Epistemische Tugenden wie Geduld, Aufmerksamkeit, Genauigkeit, Skepsis, Wahrhaftigkeit, Neugierde, Strenge oder Zuverlässigkeit haben einen Einfluss darauf, wie und mit welchen Resultaten professionelle Erkenntnisarbeit betrieben wurde und wird. Vor dem Hintergrund dieser Annahme beschäftigten sich Forscherinnen und Forscher der Wissenschaftsgeschichte, historisch orientierten Wissenschaftssoziologie, Philosophie, Philologie und Kunstgeschichte zwei Tage mit der Frage, was die Potenziale und Risiken dieser analytischen Kategorie sind. Können wir mehr über historische und gegenwärtige Wissenspraxis erfahren, wenn wir sie mit dem Begriff der epistemischen Tugend untersuchen? Ist es insbesondere möglich, besser zu verstehen, was ihren normativen, ja gar moralischen Charakter ausmacht?

Mit dem Fokus auf empirisch greifbare Erkenntnisarbeit nahmen die Organisatoren eine Art von Tugendepistemologie auf, die in der Wissenschaftsforschung erst seit kurzem betrieben wird (zum Beispiel durch Karin Knorr Cetina, Hans-Jörg Rheinberger oder Lorraine Daston/Peter Galison). Dabei geht es allgemein um die Rolle von epistemischen Tugenden bei der Herstellung, Darstellung und Verbreitung von Wissen. Von der um einiges älteren philosophischen Tugendepistemologie haben sich die Organisatoren ausdrücklich distanziert.
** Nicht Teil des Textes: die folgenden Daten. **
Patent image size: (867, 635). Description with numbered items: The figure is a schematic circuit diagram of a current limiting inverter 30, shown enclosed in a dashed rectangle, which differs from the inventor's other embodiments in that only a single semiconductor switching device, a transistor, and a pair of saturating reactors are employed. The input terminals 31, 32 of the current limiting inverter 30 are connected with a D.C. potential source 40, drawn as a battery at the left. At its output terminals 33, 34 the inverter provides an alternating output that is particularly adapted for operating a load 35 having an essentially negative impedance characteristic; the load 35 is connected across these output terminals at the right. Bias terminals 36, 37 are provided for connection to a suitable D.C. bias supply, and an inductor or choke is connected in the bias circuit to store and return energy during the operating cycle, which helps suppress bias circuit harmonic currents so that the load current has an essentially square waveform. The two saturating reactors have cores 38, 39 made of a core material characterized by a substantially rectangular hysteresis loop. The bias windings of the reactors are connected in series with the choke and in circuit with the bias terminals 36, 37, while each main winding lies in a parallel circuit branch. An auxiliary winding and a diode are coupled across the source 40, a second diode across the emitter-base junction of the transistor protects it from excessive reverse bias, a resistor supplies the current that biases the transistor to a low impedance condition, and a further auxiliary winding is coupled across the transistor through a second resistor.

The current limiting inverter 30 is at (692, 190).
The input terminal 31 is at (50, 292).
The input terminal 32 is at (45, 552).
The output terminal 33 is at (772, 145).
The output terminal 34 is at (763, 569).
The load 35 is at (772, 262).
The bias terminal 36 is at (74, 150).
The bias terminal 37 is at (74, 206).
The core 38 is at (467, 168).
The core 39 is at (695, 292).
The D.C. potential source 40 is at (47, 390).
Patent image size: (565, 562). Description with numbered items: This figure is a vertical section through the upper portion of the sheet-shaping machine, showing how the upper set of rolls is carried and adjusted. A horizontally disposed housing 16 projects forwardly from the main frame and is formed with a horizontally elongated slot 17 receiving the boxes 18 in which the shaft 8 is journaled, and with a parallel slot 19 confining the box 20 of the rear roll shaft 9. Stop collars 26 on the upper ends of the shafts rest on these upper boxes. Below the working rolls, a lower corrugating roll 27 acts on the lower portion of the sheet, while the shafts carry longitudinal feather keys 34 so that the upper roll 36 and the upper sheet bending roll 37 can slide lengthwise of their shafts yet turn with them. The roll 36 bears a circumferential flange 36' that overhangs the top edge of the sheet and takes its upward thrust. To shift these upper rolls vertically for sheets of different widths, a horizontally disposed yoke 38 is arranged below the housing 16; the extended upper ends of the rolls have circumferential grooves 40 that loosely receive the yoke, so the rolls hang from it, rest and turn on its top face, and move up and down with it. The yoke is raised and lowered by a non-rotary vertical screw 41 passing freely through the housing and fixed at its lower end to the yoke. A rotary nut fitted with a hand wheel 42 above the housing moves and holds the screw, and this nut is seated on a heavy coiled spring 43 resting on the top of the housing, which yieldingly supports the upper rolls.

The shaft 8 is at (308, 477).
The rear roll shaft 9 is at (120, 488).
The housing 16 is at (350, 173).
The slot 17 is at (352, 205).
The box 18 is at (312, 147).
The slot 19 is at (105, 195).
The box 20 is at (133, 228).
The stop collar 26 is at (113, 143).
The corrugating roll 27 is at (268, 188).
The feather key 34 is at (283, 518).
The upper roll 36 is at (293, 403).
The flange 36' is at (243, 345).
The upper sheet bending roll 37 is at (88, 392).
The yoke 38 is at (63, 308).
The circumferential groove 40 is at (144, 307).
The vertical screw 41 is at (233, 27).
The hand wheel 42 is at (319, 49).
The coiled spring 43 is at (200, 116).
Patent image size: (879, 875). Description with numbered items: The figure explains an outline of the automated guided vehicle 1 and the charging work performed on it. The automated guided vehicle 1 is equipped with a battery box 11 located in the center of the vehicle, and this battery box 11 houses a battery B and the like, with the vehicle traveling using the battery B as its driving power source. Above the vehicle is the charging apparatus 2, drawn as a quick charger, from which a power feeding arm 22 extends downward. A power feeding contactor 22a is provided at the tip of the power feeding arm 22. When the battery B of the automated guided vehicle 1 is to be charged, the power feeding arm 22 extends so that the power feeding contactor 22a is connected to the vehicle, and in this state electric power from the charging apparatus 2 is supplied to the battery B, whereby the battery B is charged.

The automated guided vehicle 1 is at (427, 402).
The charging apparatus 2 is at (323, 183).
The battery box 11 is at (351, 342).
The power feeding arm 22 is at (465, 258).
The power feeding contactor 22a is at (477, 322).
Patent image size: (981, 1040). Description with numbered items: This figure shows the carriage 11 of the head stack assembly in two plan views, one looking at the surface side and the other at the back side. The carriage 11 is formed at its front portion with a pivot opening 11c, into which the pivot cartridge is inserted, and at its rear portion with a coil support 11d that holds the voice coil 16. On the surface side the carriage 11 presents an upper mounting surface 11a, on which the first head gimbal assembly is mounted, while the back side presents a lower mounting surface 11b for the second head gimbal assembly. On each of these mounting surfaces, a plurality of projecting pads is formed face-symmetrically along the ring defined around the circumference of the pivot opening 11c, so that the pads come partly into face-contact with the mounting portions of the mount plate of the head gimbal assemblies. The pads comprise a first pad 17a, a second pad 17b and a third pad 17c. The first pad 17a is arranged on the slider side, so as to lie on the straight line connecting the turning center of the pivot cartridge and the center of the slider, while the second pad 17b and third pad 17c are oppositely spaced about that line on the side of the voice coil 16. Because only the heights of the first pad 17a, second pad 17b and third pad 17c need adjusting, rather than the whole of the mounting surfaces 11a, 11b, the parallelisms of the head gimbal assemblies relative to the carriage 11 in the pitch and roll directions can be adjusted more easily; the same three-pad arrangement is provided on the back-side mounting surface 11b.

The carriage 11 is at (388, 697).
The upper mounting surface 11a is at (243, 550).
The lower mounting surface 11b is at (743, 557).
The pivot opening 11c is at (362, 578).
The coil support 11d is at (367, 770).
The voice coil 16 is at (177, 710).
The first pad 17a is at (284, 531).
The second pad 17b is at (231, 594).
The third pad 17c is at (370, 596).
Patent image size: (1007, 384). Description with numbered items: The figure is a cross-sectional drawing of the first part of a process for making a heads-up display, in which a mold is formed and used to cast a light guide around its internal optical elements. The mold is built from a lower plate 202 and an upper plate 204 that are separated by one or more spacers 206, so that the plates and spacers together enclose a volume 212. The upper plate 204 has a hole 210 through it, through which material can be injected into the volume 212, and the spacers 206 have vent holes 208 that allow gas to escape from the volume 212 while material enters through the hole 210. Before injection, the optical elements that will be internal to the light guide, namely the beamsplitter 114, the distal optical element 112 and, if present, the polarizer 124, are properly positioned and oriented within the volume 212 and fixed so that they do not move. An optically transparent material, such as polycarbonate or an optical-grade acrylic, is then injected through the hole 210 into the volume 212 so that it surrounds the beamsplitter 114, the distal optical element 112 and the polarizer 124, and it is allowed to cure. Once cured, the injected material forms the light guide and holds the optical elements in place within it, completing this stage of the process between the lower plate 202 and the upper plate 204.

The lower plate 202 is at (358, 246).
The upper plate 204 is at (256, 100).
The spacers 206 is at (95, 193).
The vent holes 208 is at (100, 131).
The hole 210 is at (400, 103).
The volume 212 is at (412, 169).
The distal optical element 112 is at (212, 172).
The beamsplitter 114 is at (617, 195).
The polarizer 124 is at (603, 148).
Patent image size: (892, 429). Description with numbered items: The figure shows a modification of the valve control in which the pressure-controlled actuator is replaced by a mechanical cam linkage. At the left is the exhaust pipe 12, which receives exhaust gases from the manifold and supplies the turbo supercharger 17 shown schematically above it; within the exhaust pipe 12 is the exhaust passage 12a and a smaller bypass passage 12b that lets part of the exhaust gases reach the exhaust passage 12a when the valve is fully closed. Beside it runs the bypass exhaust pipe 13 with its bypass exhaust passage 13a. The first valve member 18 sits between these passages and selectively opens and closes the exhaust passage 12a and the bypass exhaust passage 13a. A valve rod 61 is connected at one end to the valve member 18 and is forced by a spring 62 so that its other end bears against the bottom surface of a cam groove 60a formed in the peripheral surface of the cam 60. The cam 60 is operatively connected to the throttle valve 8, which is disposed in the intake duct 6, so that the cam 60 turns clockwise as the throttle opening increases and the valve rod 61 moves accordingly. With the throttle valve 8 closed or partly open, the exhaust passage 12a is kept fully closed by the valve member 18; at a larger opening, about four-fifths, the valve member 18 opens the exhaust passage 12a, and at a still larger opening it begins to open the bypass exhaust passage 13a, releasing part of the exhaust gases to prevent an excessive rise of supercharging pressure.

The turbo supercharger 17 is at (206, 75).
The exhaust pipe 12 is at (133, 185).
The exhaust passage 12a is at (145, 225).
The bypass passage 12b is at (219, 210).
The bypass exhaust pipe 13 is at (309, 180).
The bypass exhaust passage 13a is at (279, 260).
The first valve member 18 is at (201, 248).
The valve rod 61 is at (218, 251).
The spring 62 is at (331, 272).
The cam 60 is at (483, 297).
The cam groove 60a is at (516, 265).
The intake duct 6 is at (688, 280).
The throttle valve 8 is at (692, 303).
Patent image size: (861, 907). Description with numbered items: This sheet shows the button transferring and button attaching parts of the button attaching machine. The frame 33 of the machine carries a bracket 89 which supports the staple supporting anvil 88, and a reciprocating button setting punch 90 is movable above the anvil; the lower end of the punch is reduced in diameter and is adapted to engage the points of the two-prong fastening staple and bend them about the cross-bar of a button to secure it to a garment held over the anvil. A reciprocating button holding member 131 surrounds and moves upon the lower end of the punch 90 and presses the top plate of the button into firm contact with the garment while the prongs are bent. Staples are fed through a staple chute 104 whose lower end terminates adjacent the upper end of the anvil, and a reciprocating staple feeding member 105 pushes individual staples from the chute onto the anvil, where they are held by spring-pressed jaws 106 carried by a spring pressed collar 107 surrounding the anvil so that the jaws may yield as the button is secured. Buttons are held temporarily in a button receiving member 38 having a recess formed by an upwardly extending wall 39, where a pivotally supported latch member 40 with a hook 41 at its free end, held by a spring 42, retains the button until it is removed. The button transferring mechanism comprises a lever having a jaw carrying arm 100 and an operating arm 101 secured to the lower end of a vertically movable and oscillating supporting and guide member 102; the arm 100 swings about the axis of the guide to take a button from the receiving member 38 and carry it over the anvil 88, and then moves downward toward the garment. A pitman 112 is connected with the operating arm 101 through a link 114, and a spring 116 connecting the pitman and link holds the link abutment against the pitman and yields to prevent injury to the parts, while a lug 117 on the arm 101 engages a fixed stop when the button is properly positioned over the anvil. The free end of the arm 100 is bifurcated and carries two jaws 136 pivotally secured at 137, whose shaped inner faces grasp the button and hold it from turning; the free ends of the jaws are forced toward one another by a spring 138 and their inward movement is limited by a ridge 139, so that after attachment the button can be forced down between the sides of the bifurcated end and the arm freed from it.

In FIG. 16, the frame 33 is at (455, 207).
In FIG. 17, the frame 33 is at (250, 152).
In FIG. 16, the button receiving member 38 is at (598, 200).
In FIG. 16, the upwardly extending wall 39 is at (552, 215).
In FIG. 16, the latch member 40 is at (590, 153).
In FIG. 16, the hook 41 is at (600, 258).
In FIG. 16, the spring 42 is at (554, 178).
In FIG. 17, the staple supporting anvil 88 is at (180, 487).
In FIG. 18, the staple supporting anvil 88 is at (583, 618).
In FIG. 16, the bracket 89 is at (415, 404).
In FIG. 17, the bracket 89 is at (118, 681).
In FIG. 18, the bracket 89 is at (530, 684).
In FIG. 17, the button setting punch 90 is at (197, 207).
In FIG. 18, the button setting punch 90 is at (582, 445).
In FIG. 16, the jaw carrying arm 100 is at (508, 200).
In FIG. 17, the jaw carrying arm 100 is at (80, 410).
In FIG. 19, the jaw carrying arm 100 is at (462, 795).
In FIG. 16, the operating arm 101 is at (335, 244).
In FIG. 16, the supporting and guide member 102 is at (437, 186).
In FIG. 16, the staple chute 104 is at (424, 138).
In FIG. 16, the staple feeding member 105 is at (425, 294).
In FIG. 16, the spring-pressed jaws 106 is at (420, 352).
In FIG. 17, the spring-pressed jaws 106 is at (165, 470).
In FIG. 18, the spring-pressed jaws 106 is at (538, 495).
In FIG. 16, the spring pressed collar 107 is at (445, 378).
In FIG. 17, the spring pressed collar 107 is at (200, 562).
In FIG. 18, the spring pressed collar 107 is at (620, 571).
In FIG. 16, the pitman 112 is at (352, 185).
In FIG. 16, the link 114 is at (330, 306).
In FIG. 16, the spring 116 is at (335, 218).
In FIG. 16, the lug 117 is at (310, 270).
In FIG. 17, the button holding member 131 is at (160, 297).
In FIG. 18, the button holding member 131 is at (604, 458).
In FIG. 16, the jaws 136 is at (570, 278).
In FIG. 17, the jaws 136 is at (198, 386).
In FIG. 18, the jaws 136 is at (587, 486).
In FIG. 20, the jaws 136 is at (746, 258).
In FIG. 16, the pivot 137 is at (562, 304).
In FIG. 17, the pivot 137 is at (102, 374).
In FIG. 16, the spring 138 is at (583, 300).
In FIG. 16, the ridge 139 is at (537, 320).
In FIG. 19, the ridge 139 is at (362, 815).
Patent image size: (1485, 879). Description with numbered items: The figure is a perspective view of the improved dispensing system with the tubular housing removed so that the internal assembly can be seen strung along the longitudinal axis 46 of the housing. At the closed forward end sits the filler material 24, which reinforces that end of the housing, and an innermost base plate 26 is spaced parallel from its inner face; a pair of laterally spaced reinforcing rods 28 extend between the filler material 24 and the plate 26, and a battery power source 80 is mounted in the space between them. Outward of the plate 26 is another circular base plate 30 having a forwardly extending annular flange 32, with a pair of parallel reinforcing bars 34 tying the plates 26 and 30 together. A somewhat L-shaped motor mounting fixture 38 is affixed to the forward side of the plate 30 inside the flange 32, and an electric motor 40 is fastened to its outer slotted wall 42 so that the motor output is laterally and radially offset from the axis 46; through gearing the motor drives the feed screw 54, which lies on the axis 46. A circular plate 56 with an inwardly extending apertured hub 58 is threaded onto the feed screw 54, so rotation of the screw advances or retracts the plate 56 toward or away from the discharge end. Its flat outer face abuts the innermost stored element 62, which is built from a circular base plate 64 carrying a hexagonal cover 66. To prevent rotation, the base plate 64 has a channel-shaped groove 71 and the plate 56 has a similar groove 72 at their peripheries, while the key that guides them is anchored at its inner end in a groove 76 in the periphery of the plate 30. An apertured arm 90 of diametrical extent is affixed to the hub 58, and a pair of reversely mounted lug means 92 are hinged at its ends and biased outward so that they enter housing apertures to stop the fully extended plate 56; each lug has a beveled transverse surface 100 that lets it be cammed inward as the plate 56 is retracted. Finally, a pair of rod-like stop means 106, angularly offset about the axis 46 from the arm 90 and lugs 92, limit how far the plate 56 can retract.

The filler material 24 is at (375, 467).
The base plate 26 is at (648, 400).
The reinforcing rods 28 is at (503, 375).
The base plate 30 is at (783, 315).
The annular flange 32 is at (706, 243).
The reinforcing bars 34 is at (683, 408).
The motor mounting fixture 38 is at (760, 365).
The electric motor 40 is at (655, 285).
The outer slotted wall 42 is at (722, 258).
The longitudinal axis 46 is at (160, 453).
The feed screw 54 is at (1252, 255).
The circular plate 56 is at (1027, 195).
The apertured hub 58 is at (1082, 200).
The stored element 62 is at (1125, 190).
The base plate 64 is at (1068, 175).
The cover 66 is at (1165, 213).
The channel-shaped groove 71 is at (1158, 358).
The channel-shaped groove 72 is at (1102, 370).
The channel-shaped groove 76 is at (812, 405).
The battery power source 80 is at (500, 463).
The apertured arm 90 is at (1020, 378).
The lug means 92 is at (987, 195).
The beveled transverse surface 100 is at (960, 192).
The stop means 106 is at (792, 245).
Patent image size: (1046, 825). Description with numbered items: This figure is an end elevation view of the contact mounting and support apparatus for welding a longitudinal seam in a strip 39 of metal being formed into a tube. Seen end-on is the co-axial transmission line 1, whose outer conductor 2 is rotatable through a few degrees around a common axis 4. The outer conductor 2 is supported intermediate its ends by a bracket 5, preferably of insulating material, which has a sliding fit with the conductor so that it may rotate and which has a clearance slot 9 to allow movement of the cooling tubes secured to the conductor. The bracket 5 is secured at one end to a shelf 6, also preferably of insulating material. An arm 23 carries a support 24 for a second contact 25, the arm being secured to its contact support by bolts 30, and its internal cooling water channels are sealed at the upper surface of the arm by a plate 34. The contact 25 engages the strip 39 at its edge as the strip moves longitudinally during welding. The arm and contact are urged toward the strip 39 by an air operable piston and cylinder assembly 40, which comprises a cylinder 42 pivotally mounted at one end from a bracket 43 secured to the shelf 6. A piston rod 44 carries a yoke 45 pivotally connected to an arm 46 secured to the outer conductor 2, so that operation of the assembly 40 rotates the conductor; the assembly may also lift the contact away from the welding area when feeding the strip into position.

Denn diese setzt epistemische Tugenden in unterschiedlichen funktionalen Bestimmungen meist dazu ein, das klassische Paradigma philosophischer Epistemologie über den Gettier-Schock hinaus zu retten.1

Als Veranstalter eröffnete RUBEN HACKLER (Zürich) die Tagung mit einer Art Minipropädeutikum. Er betonte erstens ganz allgemein, dass ohne epistemische Tugenden kein Wissen zu haben sei. Zweitens würden sie zweifellos die normative Dimension epistemischer Praxis betreffen, seien aber nicht mit Werten oder Normen gleichzusetzen. Denn Werte trage man meist von außen an die Wissenschaft heran, wohingegen man Tugenden in der wissenschaftlichen Praxis implizit erwerbe und ausübe. Gegenüber der philosophischen Tugendepistemologie schien es ihm wichtig hervorzuheben, dass Tugenden je nach Zeit und Ort (Disziplin, Gesellschaftsbereich, Kultur) andere und wandelnde Ausformungen annehmen können. Dieser Umstand beförderte Hacklers Überzeugung, dass sowohl die Aneignung und Ablehnung epistemischer Tugenden als auch die wissenschaftliche Diskussion über sie „hochgradig politisch“ sei – es geht schließlich immer auch um die Frage, welches wissenschaftliche Ethos gelebt werden soll.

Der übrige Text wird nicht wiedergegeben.